Dies deckt sich mit der jüngsten Enthüllung der „Berliner Morgenpost“. Mit aufwendiger Recherche haben die Kollegen die Herkunft der zugezogenen Berliner ausgewertet. Und siehe da: Stuttgart landet nur auf Platz zwölf der Städte, aus denen die meisten Berliner Bürger stammen.

Thomas Hermanns will noch mehr Städte bequatschen

Was ist typisch schwäbisch, was typisch berlinerisch? Leicht kommt man durcheinander, wenn selbst die schwäbische Zuwanderung an der Spree nicht so ist, wie alle Welt denkt. Natürlich macht sich der 52-jährige Hermanns zur Begrüßung in Stuttgart vor knapp 400 Besuchern lustig über humorlose Schwaben, die tagsüber fleißig seien, nachts aber die Sau rausließen. Und doch ist er das beste Beispiel dafür, dass selbst Nordlichter schwäbischen Geschäftssinn erlernen können, wenn sie mit Ernst und Zielstrebigkeit Lustiges verhökern.

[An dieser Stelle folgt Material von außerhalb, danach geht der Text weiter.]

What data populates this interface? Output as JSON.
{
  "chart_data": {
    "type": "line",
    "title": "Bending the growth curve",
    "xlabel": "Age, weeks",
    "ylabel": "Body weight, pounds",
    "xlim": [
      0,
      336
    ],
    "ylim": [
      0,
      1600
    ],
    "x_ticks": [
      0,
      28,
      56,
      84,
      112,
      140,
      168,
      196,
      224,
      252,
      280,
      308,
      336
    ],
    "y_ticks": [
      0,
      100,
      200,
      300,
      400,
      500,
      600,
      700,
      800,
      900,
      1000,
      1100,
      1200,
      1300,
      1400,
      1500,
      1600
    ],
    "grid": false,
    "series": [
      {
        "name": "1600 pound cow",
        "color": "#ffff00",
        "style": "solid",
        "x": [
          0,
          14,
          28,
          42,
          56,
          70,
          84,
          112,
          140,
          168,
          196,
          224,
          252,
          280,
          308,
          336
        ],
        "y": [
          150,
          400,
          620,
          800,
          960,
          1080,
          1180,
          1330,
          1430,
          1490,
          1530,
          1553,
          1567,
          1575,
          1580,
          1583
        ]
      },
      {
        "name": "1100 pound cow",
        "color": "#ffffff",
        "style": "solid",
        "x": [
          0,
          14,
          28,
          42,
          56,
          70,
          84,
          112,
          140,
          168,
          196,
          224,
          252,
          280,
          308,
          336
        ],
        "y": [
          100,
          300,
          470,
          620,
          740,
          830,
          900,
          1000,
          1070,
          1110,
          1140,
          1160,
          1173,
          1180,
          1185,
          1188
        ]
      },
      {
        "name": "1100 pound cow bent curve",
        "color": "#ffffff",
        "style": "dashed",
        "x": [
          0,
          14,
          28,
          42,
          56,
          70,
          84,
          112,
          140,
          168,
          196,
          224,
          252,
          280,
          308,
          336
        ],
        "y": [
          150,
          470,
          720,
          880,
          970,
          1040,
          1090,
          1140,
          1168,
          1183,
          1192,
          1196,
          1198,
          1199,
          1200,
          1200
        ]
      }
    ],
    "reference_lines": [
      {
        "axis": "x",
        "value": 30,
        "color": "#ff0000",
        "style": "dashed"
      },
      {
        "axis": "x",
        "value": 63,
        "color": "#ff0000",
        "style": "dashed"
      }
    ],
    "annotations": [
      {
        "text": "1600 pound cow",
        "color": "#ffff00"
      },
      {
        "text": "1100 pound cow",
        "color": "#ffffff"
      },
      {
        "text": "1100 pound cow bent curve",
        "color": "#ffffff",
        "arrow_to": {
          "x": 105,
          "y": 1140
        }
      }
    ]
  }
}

Thomas Hermanns ist zum Ronald McDonald des Spaß-Fast-Foods geworden. Er verkauft die Lizenzen seines Quatsch-Formats und hat nach vier Franchise-Städten (Hamburg. Berlin, Düsseldorf und jetzt Stuttgart) noch viel vor. „Jede deutsche Großstadt verträgt einen Quatsch-Club“, sagt er bei der Premierenfeier. Wie wär’s mit einem Drive-in? Reinfahren und bestellen: Einmal Quatsch mit scharfer Soße!

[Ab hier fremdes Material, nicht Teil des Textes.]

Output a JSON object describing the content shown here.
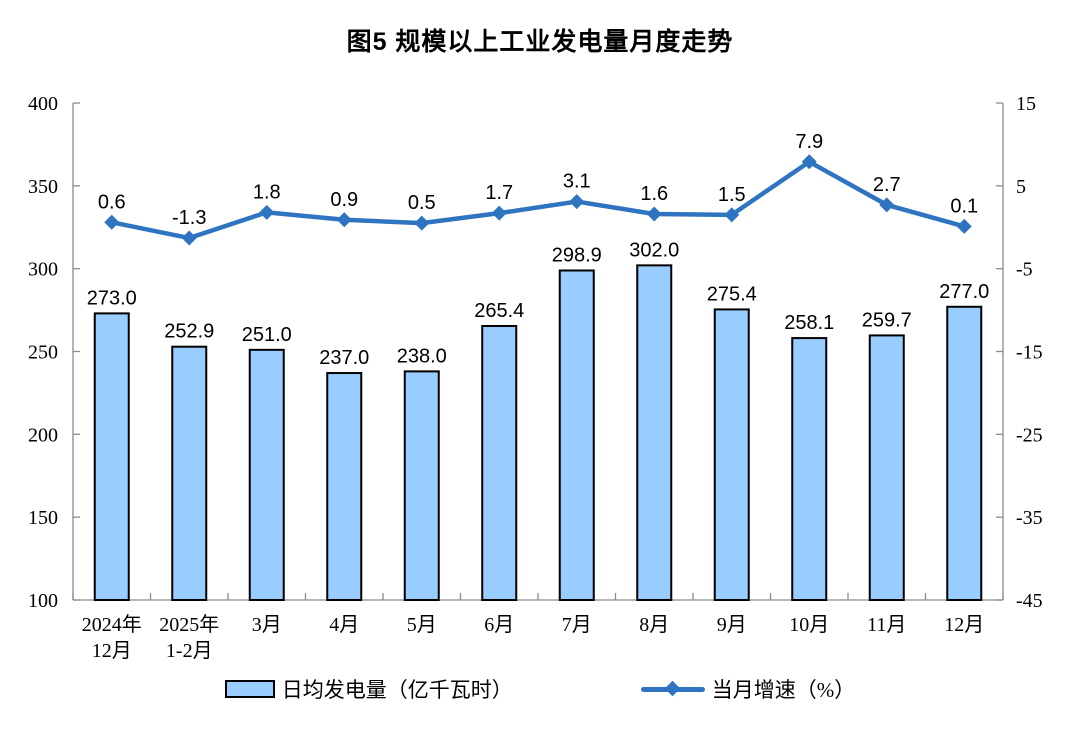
{
  "title": "图5  规模以上工业发电量月度走势",
  "colors": {
    "bar_fill": "#99CCFF",
    "bar_border": "#000000",
    "line": "#2E74C0",
    "axis": "#8C8C8C",
    "text": "#000000"
  },
  "legend": [
    {
      "label": "日均发电量（亿千瓦时）",
      "type": "bar"
    },
    {
      "label": "当月增速（%）",
      "type": "line"
    }
  ],
  "chart_data": {
    "type": "bar+line",
    "title": "图5  规模以上工业发电量月度走势",
    "categories": [
      [
        "2024年",
        "12月"
      ],
      [
        "2025年",
        "1-2月"
      ],
      [
        "3月"
      ],
      [
        "4月"
      ],
      [
        "5月"
      ],
      [
        "6月"
      ],
      [
        "7月"
      ],
      [
        "8月"
      ],
      [
        "9月"
      ],
      [
        "10月"
      ],
      [
        "11月"
      ],
      [
        "12月"
      ]
    ],
    "series": [
      {
        "name": "日均发电量（亿千瓦时）",
        "type": "bar",
        "axis": "left",
        "values": [
          273.0,
          252.9,
          251.0,
          237.0,
          238.0,
          265.4,
          298.9,
          302.0,
          275.4,
          258.1,
          259.7,
          277.0
        ]
      },
      {
        "name": "当月增速（%）",
        "type": "line",
        "axis": "right",
        "values": [
          0.6,
          -1.3,
          1.8,
          0.9,
          0.5,
          1.7,
          3.1,
          1.6,
          1.5,
          7.9,
          2.7,
          0.1
        ]
      }
    ],
    "left_axis": {
      "min": 100,
      "max": 400,
      "step": 50,
      "ticks": [
        400,
        350,
        300,
        250,
        200,
        150,
        100
      ]
    },
    "right_axis": {
      "min": -45,
      "max": 15,
      "step": 10,
      "ticks": [
        15,
        5,
        -5,
        -15,
        -25,
        -35,
        -45
      ]
    },
    "grid": false,
    "legend_position": "bottom",
    "value_label_decimals": 1
  }
}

In Stuttgart hat man ihm einen roten Teppich ausgerollt, der so weich ist, als sei er auf Geldscheinen gebettet. Über die Rosenau kam er an die Sparda-Bank, die über ihre Kulturstiftung die zweimal im Monat geplanten Shows mit einem Moderator und vier Comedians sponsert. Klar, der mitfeiernde Sparda-Bank-Vorstandsvorsitzende Martin Hettich verrät nicht, wie hoch das finanzielle Engagement seines Hauses für so viel Quatsch ist. Aber man habe genau recherchiert, sei zu einer Show von Hermanns nach Hamburg geflogen, um zu prüfen, ob die Sache für Stuttgart taugt.

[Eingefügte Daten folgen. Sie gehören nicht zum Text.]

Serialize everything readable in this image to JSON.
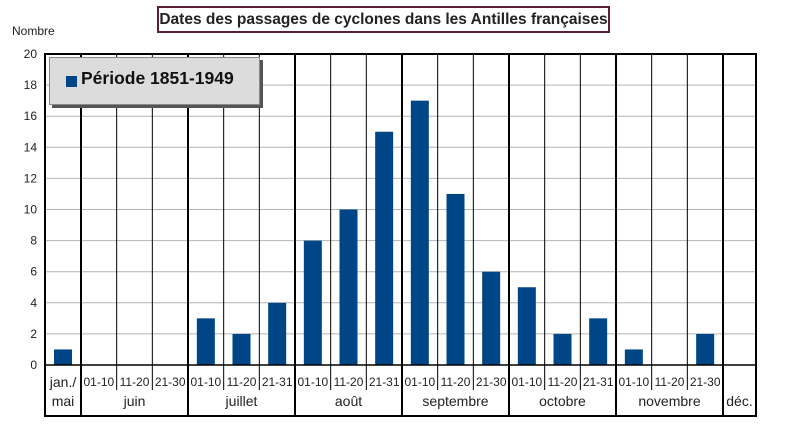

Ja, isch a subbr Sach für Schduagert! Der erste Lacher ist der großspurige Name „Spardawelt Event Center“ für eine frühere Schalterhalle, in der schwarzer Stoff die Räume teilt. Sparda-Chef Lüchtenborg nennt das „Werkstatt-Atmosphäre“.

Perfektes Timing in der Sparda-Welt

Die Atmosphäre jedenfalls stimmt für eine Show, die mit perfektem Timing punktet und das Live-Erlebnis besser als jede TV-Show ausspielt. Hermanns ist Comedy-Pionier, wie auch Erich Mantel (Mitgründer der Kleinen Tierschau), der im Publikum mit Friedrichsbau-Varieté-Chef Timo Steinhauer, SWR-Marketingchef Lothar Hasl und Stadtblogger Patrick Mikolaj sitzt. Heute hat fast jeder Fernsehsender seine Comedy-Show, wo Sieger ermittelt und Preise vergeben werden. Der Club mit dem leuchtenden Q auf der Bühne stammt aus einer Spaßzeit, als man noch keine Klatsch-Teds kannte, wo jeder sich noch toll finden durfte – ohne Stress, vor einer Jury bestehen zu müssen.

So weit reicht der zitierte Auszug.